Elsa Schiaparelli

Elsa Schiaparelli

A true fashion maverick, Elsa Schiaparelli, took her inspiration from a newly blossoming world of modern art. She designed pieces based on movements like surrealism, dadaism, and cubism. She believed fashion design to be an art in its own right. She famously said that dresses need not fit the body but bodies should fit the dress. She could be seen as the “anti-Chanel” as they were contemporaries of one another. While Chanel focused on the wearer of her clothes, Schiaparelli held creative expression above all else.

Elsa Schiaparelli grew up in a wealthy Italian family. She felt confined by the ‘proper’ attitudes of her family and rebelled at an early age. Her parents sent her to boarding school but the plan backfired and Schiaparelli ran away to Paris. She lived a life of adventure and passion and eventually fell into a friendship with French designer Paul Poiret. He encouraged her to try her hand at designing clothing and she made her first sweaters with a tromp l'oeil design. They were an instant success. Uniquely crafted scarves, belts, and men’s ties followed and allowed Schiaparelli to open her first boutique in 1927.
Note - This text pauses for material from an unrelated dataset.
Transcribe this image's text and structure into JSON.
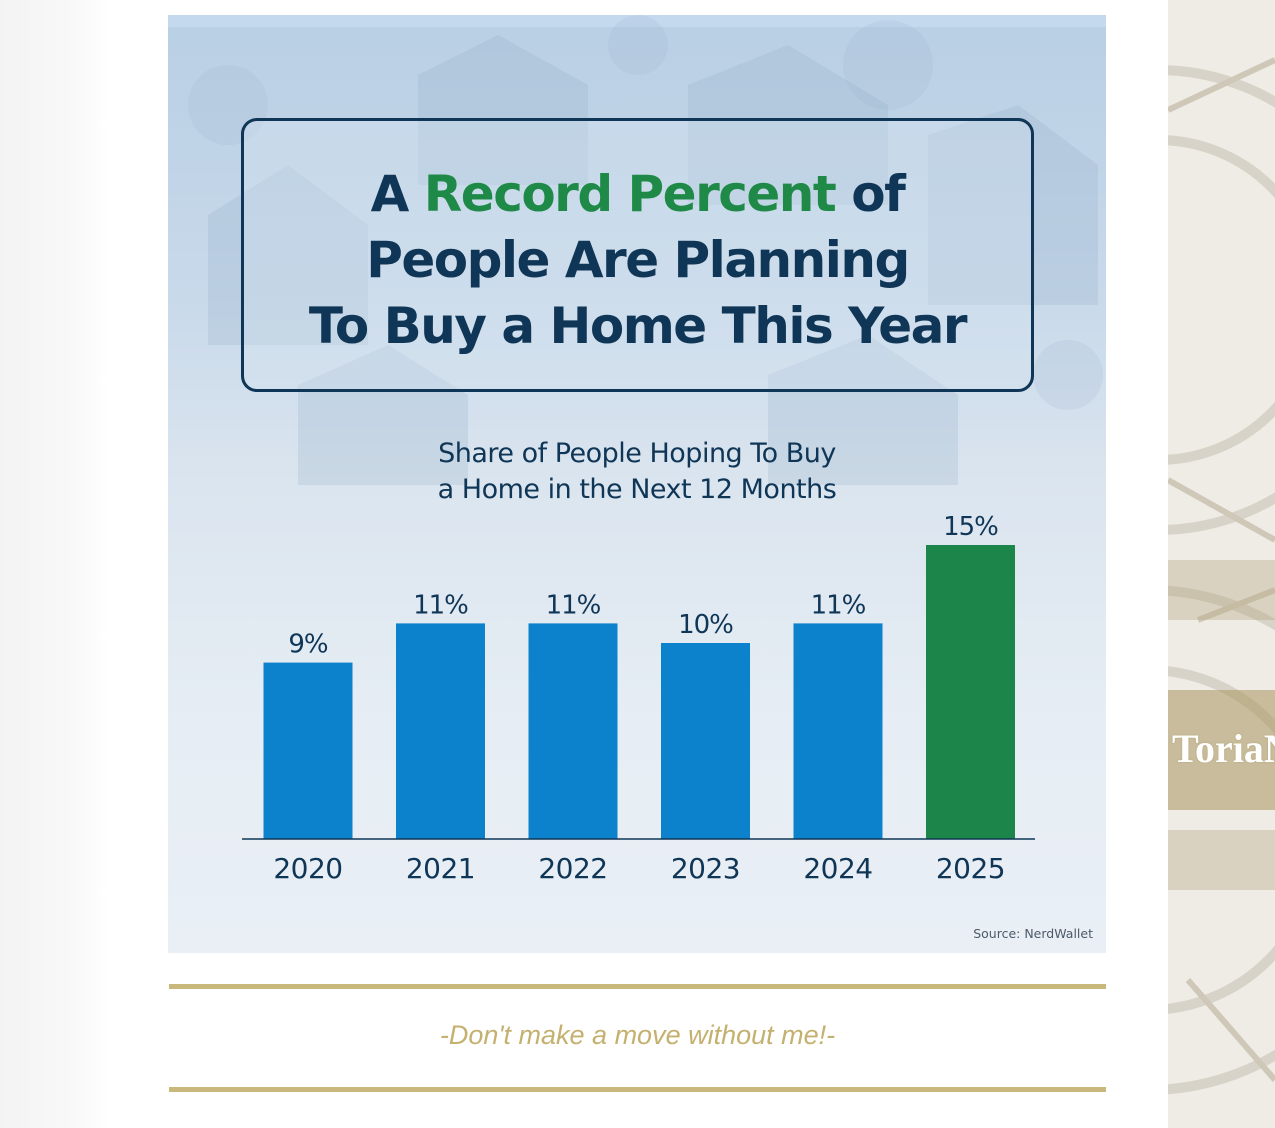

The House of Schiaparelli produced numerous iconic designs. She is credited with creating the first wrap dress, she used zippers as focal points in her designs instead of hiding them, she sculpted masterful shoes and hats that could be seen as wearable art pieces. She also commissioned pieces for various artists, most notably the lobster dress she made of Salvador Dali that came decades before Lady Gaga was even born. Her influence can be felt in the avant-garde fashions of today and in 2012 her early work was brought to the forefront in the exhibit, Schiaparelli and Prada: Impossible Conversations at the Met, comparing her work to her successor, Miuccia Prada.